Yeah, the question how pandas does grouping, and whether we can do better, is a relevant one.

From what I understand, pandas relies on cython extensions to get vectorized grouping functionality. This is no longer necessary since the introduction of ufuncs in numpy. I don't know how the implementations compare in terms of performance, but I doubt the difference is huge.

I personally use grouping a lot in my code, and I don't like having to use pandas for it. Most importantly, I don't want to go around creating a dataframe for a single one-line hit-and-run association between keys and values. The permanent association of different types of data and their metadata which pandas offers is I think the key difference from numpy, which is all about manipulating just plain ndarrays. Arguably, grouping itself is a pretty elementary manipulating of ndarrays, and adding calls to DataFrame or Series inbetween a statement that could just be simply group_by(keys).mean(values) feels wrong to me. As does including pandas as a dependency just to use this small piece of functionality. Grouping is a more general functionality than any particular method of organizing your data.

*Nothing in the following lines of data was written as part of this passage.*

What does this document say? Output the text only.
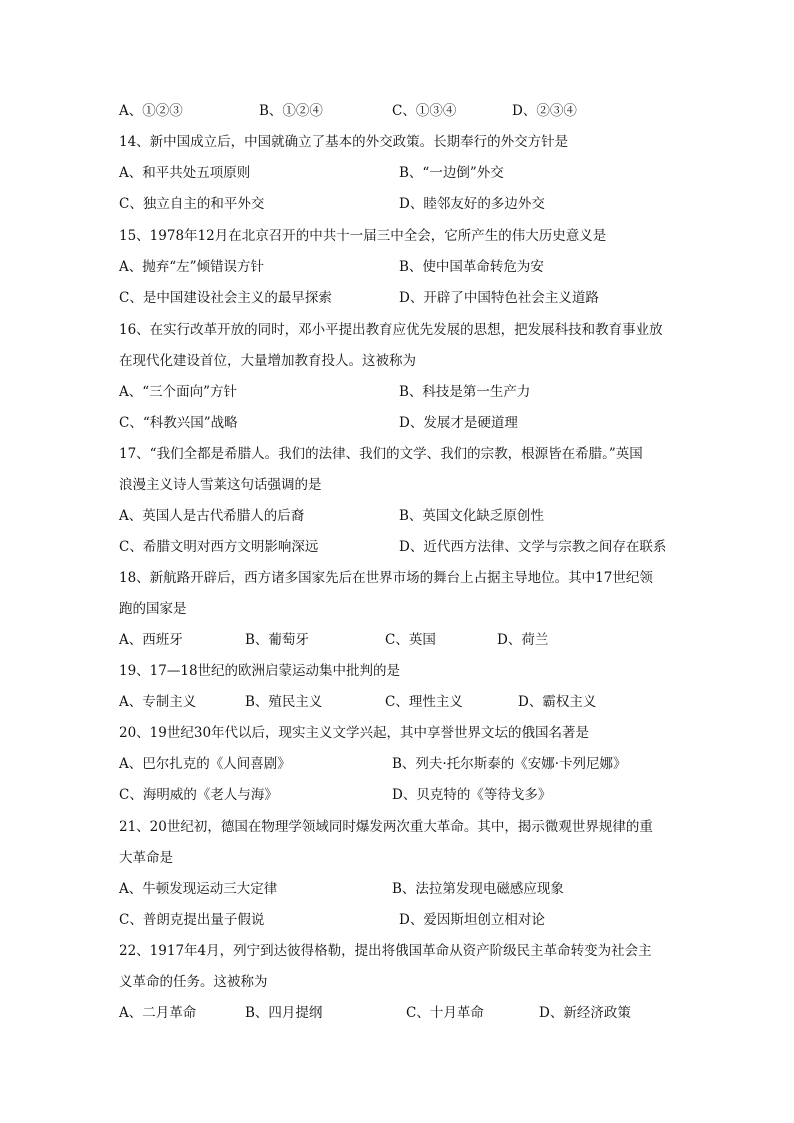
A、①②③	B、①②④	C、①③④	D、②③④

14、新中国成立后，中国就确立了基本的外交政策。长期奉行的外交方针是

A、和平共处五项原则	B、“一边倒”外交
C、独立自主的和平外交	D、睦邻友好的多边外交

15、1978年12月在北京召开的中共十一届三中全会，它所产生的伟大历史意义是

A、抛弃“左”倾错误方针	B、使中国革命转危为安
C、是中国建设社会主义的最早探索	D、开辟了中国特色社会主义道路

16、在实行改革开放的同时，邓小平提出教育应优先发展的思想，把发展科技和教育事业放

在现代化建设首位，大量增加教育投人。这被称为

A、“三个面向”方针	B、科技是第一生产力
C、“科教兴国”战略	D、发展才是硬道理

17、“我们全都是希腊人。我们的法律、我们的文学、我们的宗教，根源皆在希腊。”英国

浪漫主义诗人雪莱这句话强调的是

A、英国人是古代希腊人的后裔	B、英国文化缺乏原创性
C、希腊文明对西方文明影响深远	D、近代西方法律、文学与宗教之间存在联系

18、新航路开辟后，西方诸多国家先后在世界市场的舞台上占据主导地位。其中17世纪领

跑的国家是

A、西班牙	B、葡萄牙	C、英国	D、荷兰

19、17—18世纪的欧洲启蒙运动集中批判的是

A、专制主义	B、殖民主义	C、理性主义	D、霸权主义

20、19世纪30年代以后，现实主义文学兴起，其中享誉世界文坛的俄国名著是

A、巴尔扎克的《人间喜剧》	B、列夫·托尔斯泰的《安娜·卡列尼娜》
C、海明威的《老人与海》	D、贝克特的《等待戈多》

21、20世纪初，德国在物理学领域同时爆发两次重大革命。其中，揭示微观世界规律的重

大革命是

A、牛顿发现运动三大定律	B、法拉第发现电磁感应现象
C、普朗克提出量子假说	D、爱因斯坦创立相对论

22、1917年4月，列宁到达彼得格勒，提出将俄国革命从资产阶级民主革命转变为社会主

义革命的任务。这被称为

A、二月革命	B、四月提纲	C、十月革命	D、新经济政策
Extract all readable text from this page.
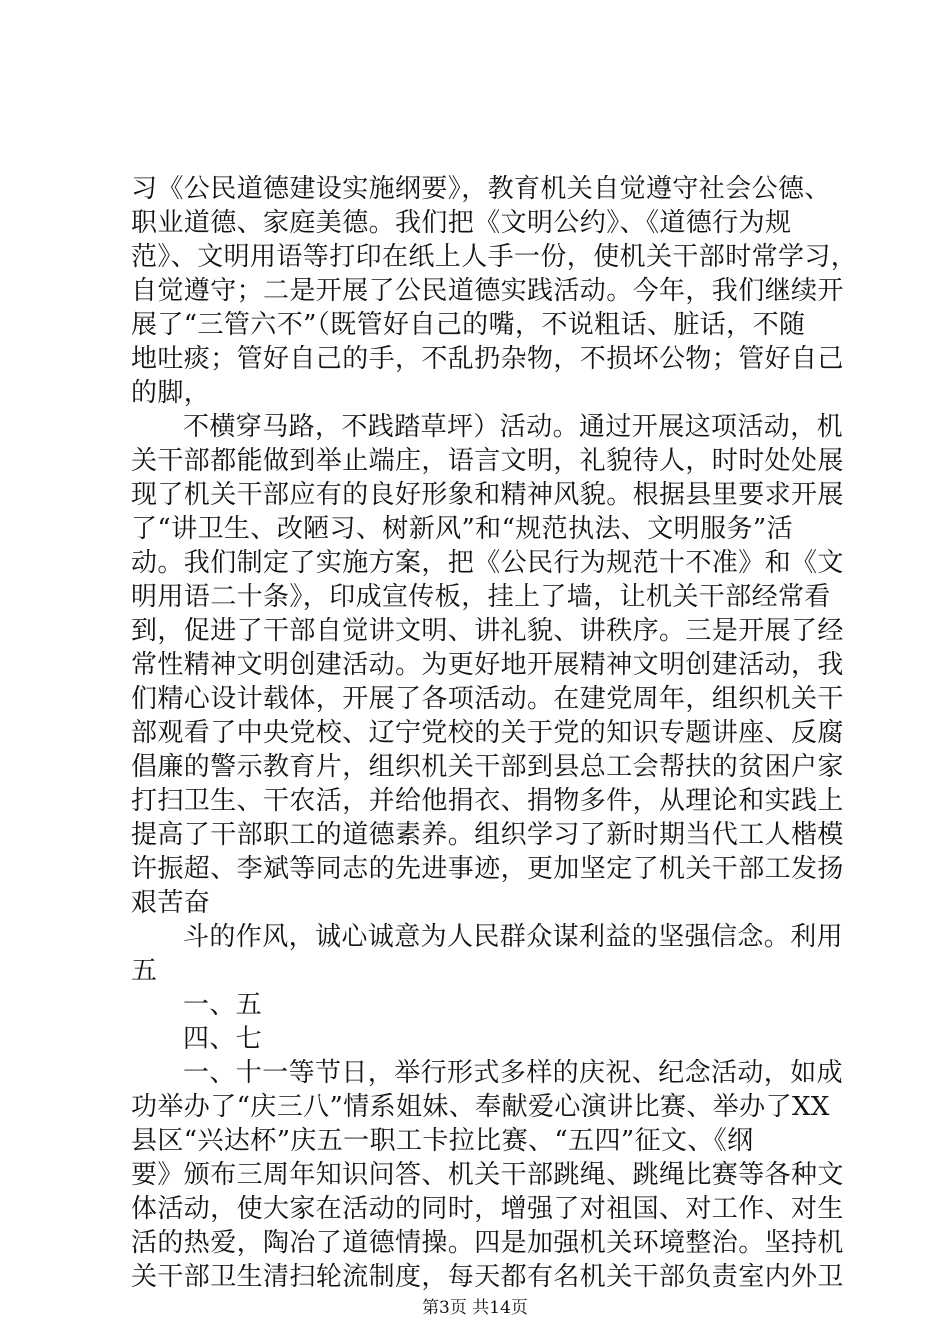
习《公民道德建设实施纲要》，教育机关自觉遵守社会公德、
职业道德、家庭美德。我们把《文明公约》、《道德行为规
范》、文明用语等打印在纸上人手一份，使机关干部时常学习，
自觉遵守；二是开展了公民道德实践活动。今年，我们继续开
展了“三管六不”（既管好自己的嘴，不说粗话、脏话，不随
地吐痰；管好自己的手，不乱扔杂物，不损坏公物；管好自己
的脚，
不横穿马路，不践踏草坪）活动。通过开展这项活动，机
关干部都能做到举止端庄，语言文明，礼貌待人，时时处处展
现了机关干部应有的良好形象和精神风貌。根据县里要求开展
了“讲卫生、改陋习、树新风”和“规范执法、文明服务”活
动。我们制定了实施方案，把《公民行为规范十不准》和《文
明用语二十条》，印成宣传板，挂上了墙，让机关干部经常看
到，促进了干部自觉讲文明、讲礼貌、讲秩序。三是开展了经
常性精神文明创建活动。为更好地开展精神文明创建活动，我
们精心设计载体，开展了各项活动。在建党周年，组织机关干
部观看了中央党校、辽宁党校的关于党的知识专题讲座、反腐
倡廉的警示教育片，组织机关干部到县总工会帮扶的贫困户家
打扫卫生、干农活，并给他捐衣、捐物多件，从理论和实践上
提高了干部职工的道德素养。组织学习了新时期当代工人楷模
许振超、李斌等同志的先进事迹，更加坚定了机关干部工发扬
艰苦奋
斗的作风，诚心诚意为人民群众谋利益的坚强信念。利用
五
一、五
四、七
一、十一等节日，举行形式多样的庆祝、纪念活动，如成
功举办了“庆三八”情系姐妹、奉献爱心演讲比赛、举办了XX
县区“兴达杯”庆五一职工卡拉比赛、“五四”征文、《纲
要》颁布三周年知识问答、机关干部跳绳、跳绳比赛等各种文
体活动，使大家在活动的同时，增强了对祖国、对工作、对生
活的热爱，陶冶了道德情操。四是加强机关环境整治。坚持机
关干部卫生清扫轮流制度，每天都有名机关干部负责室内外卫
第3页 共14页
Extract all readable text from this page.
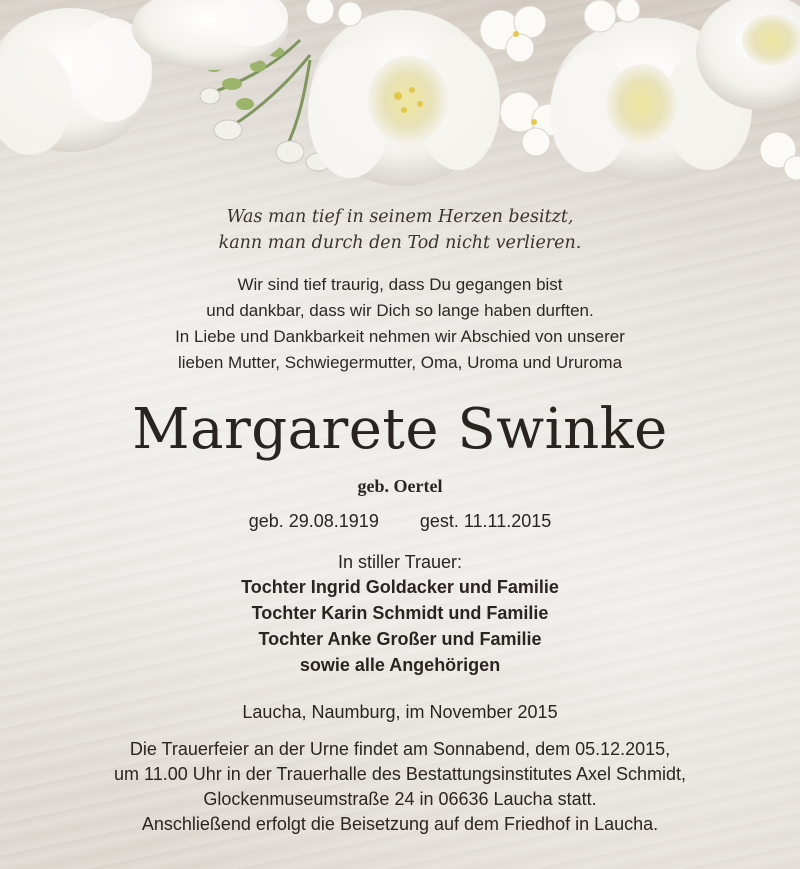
Was man tief in seinem Herzen besitzt,
kann man durch den Tod nicht verlieren.
Wir sind tief traurig, dass Du gegangen bist
und dankbar, dass wir Dich so lange haben durften.
In Liebe und Dankbarkeit nehmen wir Abschied von unserer
lieben Mutter, Schwiegermutter, Oma, Uroma und Ururoma
Margarete Swinke
geb. Oertel
geb. 29.08.1919 gest. 11.11.2015
In stiller Trauer:
Tochter Ingrid Goldacker und Familie
Tochter Karin Schmidt und Familie
Tochter Anke Großer und Familie
sowie alle Angehörigen
Laucha, Naumburg, im November 2015
Die Trauerfeier an der Urne findet am Sonnabend, dem 05.12.2015,
um 11.00 Uhr in der Trauerhalle des Bestattungsinstitutes Axel Schmidt,
Glockenmuseumstraße 24 in 06636 Laucha statt.
Anschließend erfolgt die Beisetzung auf dem Friedhof in Laucha.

In terms of features, adding transformations and filtering might be nice too; I hadn't thought about it, but that is because unlike the currently implemented features, the need has never arose for me. Im only a small sample size, and I don't see any fundamental objection to adding such functionality though. It certainly raises the question as to where to draw the line with pandas; but my rule of thumb is that if you can think of it as an elementary operation on ndarrays, then it probably belongs in numpy.